Meg fu umile ma accorta. Anche perché donna, quindi ritenuta meno pericolosa, uscì da quel momento. Ma il marchio del padre, libero di scegliere Dio prima che il re, senza mancare di fedeltà né al primo né al secondo, le restò addosso. Anche Margaret, a suo modo, era uno scandalo per i suoi tempi, con tutto quello spreco di istruzione e di libertà dagli schemi. Impedirle di assistere il padre che saliva al patibolo, lasciandola a vagare in attesa del permesso di riavere il suo cadavere senza testa, fu parte della sua condanna. Le dissero anche di comprare un sudario, perché l’avrebbe riavuto nudo. Il re non gli lasciava nulla dell’antica amicizia, neppure uno straccio per farsi seppellire.

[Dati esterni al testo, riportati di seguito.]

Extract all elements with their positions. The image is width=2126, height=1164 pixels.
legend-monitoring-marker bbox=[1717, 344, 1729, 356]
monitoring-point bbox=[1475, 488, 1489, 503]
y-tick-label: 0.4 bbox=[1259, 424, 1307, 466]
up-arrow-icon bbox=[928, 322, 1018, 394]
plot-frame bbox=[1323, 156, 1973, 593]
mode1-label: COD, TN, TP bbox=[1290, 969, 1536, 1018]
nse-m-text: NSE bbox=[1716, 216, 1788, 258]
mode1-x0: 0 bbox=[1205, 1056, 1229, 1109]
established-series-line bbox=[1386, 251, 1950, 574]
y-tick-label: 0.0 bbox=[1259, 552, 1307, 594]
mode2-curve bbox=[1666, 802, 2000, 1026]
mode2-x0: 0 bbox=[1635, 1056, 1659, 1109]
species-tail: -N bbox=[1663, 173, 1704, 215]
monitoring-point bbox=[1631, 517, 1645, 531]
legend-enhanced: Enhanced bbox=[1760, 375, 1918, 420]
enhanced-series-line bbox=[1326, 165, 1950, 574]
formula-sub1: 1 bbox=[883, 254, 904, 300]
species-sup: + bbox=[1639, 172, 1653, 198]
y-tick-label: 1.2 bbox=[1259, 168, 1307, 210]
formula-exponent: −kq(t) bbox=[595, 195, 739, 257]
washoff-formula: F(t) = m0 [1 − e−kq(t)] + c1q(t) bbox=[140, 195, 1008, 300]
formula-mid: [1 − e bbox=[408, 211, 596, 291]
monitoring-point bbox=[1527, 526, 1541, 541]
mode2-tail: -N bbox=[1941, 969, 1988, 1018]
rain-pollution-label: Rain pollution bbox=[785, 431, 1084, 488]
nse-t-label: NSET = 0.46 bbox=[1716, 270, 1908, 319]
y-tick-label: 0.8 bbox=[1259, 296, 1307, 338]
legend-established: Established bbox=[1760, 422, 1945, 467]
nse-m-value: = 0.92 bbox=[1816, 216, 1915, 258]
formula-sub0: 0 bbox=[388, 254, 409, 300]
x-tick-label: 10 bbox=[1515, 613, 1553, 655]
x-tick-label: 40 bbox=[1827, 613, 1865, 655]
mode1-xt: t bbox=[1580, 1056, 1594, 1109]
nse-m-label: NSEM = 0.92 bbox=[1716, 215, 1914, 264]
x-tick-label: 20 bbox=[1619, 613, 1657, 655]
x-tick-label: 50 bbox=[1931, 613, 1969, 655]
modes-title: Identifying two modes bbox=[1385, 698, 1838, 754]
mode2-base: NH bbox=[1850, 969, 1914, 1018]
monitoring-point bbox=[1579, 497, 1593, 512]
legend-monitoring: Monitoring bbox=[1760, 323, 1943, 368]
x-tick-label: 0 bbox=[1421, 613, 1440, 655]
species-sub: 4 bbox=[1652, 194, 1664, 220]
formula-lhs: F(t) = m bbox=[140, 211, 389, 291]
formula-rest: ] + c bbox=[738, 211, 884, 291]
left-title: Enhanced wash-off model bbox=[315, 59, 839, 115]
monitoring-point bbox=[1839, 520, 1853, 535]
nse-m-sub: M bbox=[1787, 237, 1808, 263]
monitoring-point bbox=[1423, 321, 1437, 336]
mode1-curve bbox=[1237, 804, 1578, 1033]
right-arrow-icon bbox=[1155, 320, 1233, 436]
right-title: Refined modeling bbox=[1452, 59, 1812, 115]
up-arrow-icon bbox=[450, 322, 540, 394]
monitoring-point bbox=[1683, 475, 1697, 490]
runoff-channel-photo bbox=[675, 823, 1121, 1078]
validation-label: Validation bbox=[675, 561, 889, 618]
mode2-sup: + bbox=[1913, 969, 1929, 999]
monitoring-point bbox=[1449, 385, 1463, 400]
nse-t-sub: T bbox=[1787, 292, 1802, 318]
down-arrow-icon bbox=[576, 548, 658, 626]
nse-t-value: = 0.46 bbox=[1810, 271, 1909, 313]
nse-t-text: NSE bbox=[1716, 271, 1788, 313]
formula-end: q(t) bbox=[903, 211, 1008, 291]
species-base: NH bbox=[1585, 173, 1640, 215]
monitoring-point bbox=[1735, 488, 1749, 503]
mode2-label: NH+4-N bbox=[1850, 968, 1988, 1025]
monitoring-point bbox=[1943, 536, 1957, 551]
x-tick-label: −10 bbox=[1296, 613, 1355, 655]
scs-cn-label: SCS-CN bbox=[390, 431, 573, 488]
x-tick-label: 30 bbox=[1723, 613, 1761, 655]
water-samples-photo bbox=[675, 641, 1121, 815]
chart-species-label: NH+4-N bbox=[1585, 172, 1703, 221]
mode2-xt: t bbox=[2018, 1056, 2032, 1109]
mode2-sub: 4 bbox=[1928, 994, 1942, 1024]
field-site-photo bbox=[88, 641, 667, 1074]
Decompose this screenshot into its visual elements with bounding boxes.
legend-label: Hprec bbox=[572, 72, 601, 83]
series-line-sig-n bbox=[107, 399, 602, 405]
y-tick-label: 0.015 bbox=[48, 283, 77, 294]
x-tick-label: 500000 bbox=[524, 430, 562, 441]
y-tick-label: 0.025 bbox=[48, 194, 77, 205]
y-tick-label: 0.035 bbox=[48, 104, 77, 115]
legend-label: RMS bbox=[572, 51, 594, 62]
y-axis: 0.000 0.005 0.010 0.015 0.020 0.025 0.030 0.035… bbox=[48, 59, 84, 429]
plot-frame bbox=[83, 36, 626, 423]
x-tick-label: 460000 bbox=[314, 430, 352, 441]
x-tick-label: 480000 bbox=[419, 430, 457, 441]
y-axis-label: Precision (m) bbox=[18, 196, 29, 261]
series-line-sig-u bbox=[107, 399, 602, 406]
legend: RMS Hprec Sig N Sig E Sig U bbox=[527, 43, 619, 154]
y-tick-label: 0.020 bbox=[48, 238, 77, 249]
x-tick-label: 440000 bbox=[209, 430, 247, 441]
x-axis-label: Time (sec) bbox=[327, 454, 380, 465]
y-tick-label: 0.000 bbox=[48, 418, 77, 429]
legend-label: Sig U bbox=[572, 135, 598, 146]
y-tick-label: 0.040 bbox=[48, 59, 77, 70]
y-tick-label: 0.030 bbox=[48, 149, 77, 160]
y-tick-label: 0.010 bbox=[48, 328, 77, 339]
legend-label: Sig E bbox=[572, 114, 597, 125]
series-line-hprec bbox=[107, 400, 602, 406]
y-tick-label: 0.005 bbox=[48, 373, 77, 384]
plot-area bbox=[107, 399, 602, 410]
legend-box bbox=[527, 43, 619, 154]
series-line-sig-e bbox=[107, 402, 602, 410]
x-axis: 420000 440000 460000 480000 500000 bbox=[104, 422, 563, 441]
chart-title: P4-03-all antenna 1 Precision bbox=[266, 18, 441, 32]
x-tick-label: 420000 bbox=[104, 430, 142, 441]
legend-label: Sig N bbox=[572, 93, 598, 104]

La biografia scritta da Thomas Stepleton racconta come ne uscì Meg, assieme alle donne disperate che la dovevano aiutare a portare More al sepolcro ma non avevano soldi in tasca. Alla richiesta del negoziante per la pezza di lino, fu aperta la borsa vuota, per fare la pantomima del denaro sparito e chiedere umilmente credito. Le donne di casa More, figlie ed una domestica, lo raccontarono finchè ebbero vita: nella borsa c’era esattamente la cifra richiesta «non un penny di più, non un penny di meno». Privato di tutto, Tommaso Moro fu sepolto con un sudario donato alla dolcissima Meg.